I take no offense whatsoever about the 1 bit quote.

I do not know who originally said this and while it makes sense to me, I do not know if it is technically accurate or not. My best guess is that is probably accurate, I have just not studied this concept in detail.

I do agree completely with Alister and others that some camera's that technically have a 10-Bit HD-SDI output do not have a low enough noise floor to make the 10-Bit truely useful.

On the plus side, the Sony PMW-F3 is one of the great cameras, especially in its price range, as it is an extremely low noise camera. Thus the 10-Bit's of the F3 are very useful.

The funny part to me about all of this is that since the F3 is such a low noise camera the 8-Bit nanoFlash works extremely well with this camera.

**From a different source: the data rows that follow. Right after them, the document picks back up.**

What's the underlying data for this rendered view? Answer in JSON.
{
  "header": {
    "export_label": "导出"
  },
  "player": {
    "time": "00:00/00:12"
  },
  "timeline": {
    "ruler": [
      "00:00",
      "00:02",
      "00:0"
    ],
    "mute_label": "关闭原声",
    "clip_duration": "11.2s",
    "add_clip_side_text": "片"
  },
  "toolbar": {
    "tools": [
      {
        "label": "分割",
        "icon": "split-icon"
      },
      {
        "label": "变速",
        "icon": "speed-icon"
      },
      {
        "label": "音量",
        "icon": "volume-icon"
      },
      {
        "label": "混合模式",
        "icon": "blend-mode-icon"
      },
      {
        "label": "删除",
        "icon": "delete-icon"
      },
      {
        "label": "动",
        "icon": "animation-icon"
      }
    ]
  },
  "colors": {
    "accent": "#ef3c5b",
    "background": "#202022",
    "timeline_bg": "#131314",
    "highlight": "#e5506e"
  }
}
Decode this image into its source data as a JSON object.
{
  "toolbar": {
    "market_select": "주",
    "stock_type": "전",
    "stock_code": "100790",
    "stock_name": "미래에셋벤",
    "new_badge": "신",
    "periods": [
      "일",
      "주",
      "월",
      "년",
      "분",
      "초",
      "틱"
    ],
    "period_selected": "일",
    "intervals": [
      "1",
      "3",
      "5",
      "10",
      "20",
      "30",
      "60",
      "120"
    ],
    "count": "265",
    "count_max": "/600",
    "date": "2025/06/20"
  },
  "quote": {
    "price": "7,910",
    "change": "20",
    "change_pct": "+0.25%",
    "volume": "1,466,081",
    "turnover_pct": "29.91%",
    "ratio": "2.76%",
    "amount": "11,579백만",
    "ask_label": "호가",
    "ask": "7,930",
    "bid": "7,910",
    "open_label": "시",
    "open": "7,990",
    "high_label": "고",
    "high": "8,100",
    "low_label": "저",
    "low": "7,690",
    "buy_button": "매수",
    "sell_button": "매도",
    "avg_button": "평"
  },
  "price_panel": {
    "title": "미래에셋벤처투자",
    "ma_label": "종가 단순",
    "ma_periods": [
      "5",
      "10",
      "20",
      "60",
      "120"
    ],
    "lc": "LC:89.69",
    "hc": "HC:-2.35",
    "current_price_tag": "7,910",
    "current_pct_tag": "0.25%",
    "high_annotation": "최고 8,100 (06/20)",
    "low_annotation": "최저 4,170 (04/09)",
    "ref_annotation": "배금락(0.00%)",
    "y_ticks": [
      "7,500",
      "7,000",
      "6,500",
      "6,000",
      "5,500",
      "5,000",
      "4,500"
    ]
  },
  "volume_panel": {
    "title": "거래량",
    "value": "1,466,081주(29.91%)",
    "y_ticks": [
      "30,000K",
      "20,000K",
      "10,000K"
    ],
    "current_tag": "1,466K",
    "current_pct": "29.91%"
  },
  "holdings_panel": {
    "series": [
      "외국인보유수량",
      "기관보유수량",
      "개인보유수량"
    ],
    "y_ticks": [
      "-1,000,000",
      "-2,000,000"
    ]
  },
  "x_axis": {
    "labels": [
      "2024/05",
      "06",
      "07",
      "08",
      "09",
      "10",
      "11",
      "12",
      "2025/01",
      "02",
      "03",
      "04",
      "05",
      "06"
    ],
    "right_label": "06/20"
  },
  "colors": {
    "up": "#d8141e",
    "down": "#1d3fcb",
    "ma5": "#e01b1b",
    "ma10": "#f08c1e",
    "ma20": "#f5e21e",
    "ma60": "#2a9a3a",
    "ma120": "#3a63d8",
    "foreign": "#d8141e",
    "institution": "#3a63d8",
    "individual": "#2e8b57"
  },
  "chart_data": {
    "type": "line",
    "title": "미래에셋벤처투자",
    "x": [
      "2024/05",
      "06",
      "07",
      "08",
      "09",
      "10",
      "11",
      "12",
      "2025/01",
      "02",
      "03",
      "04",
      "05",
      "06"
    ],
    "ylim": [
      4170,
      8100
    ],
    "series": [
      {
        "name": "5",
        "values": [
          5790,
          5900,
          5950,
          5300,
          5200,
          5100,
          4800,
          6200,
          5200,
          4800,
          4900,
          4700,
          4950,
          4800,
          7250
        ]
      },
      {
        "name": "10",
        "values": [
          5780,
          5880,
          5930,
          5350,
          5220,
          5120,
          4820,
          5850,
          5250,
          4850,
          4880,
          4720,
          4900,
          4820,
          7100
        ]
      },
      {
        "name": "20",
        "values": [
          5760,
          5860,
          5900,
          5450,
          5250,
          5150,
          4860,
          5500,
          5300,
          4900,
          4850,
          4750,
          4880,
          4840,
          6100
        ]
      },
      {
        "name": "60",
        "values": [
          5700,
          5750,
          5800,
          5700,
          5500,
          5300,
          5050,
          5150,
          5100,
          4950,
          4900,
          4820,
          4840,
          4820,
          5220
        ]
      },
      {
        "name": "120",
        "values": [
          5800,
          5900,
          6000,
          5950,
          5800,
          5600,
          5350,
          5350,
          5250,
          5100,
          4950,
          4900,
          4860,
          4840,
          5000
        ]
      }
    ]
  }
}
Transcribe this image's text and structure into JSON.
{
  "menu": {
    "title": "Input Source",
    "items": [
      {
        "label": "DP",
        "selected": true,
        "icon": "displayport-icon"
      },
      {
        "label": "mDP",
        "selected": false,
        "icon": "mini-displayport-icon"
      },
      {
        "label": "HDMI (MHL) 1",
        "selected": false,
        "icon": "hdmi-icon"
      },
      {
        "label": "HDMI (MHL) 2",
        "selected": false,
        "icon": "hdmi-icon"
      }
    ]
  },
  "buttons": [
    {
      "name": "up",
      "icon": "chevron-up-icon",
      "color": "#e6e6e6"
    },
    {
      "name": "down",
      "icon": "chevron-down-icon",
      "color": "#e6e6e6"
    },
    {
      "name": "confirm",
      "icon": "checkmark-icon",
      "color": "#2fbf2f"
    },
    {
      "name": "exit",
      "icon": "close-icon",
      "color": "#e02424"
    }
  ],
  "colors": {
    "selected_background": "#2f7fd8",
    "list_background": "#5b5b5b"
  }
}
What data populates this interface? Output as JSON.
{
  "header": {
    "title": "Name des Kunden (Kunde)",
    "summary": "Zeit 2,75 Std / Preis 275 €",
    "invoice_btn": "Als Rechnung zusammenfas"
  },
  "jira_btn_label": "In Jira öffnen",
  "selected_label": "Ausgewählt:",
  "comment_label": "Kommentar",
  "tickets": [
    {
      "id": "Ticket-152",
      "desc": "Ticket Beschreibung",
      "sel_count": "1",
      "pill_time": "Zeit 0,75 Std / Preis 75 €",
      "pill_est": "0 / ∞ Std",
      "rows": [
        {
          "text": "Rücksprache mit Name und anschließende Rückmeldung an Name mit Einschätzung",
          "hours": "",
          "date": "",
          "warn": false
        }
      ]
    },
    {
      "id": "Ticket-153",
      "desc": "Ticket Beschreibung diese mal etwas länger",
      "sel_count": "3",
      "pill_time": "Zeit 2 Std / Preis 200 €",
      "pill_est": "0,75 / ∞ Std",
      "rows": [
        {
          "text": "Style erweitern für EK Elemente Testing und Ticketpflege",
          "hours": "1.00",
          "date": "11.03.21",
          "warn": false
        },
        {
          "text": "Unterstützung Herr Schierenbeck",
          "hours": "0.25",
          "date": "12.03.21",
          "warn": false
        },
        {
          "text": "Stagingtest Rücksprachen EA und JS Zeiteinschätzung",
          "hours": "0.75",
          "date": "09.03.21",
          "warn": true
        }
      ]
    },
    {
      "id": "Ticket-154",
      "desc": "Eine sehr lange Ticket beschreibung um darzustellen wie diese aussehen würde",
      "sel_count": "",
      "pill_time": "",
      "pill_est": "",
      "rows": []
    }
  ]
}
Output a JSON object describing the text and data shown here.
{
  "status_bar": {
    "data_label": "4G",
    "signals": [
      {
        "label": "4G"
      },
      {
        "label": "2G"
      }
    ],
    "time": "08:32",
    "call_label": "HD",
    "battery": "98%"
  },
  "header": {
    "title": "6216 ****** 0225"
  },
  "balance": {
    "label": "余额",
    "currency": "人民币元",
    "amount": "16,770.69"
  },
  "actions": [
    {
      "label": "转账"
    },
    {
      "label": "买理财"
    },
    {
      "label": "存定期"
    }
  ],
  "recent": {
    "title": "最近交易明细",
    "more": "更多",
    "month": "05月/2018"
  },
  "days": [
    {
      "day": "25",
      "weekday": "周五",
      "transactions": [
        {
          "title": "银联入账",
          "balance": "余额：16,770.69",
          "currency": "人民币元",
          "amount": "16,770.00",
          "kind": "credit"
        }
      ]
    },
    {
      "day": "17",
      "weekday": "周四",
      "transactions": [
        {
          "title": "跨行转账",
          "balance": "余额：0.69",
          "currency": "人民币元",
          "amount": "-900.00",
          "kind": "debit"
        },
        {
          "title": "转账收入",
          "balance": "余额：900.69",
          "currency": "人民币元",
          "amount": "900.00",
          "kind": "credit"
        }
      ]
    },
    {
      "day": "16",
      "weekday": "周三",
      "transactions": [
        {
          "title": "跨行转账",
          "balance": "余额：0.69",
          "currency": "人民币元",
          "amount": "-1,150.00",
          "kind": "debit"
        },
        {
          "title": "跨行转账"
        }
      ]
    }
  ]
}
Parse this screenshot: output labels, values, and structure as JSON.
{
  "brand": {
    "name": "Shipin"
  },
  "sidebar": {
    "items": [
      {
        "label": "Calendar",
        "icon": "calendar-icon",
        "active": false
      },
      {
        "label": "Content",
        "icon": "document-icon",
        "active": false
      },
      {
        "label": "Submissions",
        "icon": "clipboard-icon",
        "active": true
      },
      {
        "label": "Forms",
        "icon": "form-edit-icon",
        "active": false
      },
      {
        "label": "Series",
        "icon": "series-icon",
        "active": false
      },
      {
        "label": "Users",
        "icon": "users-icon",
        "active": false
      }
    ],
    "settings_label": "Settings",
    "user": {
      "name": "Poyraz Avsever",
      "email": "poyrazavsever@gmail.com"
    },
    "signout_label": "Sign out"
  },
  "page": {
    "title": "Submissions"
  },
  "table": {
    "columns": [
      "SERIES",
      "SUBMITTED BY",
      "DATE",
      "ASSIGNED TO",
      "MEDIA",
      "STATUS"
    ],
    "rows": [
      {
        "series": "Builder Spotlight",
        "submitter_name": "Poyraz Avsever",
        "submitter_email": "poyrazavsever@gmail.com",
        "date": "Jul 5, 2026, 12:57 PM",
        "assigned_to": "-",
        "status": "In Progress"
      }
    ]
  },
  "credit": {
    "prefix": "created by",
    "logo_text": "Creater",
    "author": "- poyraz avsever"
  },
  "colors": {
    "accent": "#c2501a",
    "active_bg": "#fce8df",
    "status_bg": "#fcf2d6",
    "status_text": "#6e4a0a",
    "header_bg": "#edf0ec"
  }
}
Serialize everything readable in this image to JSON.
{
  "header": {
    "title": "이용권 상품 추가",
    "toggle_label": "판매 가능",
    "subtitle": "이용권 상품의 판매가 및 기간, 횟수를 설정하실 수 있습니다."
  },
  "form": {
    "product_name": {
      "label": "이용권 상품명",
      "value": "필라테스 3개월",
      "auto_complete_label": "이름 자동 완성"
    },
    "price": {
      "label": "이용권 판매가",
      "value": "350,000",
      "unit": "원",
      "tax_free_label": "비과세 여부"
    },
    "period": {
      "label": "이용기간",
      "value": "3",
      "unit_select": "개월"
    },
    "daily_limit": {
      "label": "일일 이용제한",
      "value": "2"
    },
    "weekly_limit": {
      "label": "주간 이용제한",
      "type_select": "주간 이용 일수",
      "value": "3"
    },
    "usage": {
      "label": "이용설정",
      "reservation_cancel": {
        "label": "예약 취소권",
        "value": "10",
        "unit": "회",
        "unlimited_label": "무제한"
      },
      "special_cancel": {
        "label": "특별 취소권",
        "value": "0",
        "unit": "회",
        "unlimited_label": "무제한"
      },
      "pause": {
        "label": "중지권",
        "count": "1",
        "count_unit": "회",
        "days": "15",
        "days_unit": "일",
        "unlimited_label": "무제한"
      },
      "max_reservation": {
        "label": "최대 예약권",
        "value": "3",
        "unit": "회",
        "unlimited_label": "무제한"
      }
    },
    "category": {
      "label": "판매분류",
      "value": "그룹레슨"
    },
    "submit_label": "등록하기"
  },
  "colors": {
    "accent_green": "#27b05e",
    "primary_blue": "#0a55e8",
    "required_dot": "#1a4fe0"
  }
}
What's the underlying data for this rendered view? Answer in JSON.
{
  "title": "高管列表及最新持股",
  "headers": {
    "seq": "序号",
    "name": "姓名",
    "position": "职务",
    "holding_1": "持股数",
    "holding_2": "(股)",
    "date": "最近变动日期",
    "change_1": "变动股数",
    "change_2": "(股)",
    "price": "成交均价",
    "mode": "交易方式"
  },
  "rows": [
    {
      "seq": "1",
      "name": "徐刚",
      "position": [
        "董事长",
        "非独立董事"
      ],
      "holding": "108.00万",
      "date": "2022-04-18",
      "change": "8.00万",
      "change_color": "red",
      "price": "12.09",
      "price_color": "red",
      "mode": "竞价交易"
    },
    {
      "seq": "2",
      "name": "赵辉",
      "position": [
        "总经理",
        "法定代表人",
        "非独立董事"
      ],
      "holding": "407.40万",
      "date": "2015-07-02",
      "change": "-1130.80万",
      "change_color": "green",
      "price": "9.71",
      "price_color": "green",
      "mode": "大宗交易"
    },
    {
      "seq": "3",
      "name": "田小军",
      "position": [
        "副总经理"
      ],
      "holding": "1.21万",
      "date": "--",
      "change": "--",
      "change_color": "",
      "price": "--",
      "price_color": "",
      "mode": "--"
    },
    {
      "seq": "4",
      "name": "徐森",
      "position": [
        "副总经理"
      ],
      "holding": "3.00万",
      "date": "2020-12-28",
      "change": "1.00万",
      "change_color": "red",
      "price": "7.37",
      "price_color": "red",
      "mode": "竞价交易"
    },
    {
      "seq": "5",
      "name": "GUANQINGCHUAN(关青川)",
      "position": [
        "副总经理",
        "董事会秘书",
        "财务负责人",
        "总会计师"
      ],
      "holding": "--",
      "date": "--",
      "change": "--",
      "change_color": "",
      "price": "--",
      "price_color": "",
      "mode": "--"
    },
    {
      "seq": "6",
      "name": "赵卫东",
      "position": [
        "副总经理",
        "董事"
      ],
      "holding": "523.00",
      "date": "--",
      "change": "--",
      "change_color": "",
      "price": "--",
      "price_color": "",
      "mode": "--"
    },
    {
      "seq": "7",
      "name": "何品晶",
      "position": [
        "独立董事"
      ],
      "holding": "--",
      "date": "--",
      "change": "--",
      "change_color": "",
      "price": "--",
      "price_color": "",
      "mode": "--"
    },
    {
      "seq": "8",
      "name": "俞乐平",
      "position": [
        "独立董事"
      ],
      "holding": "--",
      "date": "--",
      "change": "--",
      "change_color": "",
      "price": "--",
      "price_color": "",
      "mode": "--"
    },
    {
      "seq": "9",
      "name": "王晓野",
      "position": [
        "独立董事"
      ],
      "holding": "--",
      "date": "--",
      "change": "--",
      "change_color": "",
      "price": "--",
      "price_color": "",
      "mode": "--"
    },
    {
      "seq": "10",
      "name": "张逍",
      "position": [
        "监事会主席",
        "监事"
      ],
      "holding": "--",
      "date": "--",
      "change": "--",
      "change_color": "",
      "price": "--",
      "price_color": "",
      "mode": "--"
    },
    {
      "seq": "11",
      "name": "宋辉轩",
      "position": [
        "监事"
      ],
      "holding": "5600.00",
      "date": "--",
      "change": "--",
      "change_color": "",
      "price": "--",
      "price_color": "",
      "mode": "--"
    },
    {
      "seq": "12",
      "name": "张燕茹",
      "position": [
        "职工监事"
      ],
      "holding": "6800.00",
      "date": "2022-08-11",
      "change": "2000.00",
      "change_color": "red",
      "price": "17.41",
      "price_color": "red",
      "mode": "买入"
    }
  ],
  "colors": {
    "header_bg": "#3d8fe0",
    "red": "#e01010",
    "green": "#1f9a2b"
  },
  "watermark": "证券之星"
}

This is a direct side benefit of it being such a low noise camera. The nanoFlash does not have to waste any of its compression power on compressing the noise, thus it can produce just stunning images.

One of the reasons that the nanoFlash shines in this application is that the Sony XDCam 422 codec that we use is an especially low noise codec.

When our Gemini 4:4:4 ships, it will be ideally suited for the F3.

The Sony F3 + S-Log Firmware Upgrade + Gemini 4:4:4 is going to be just magical. Especially when one considers the price of this combination.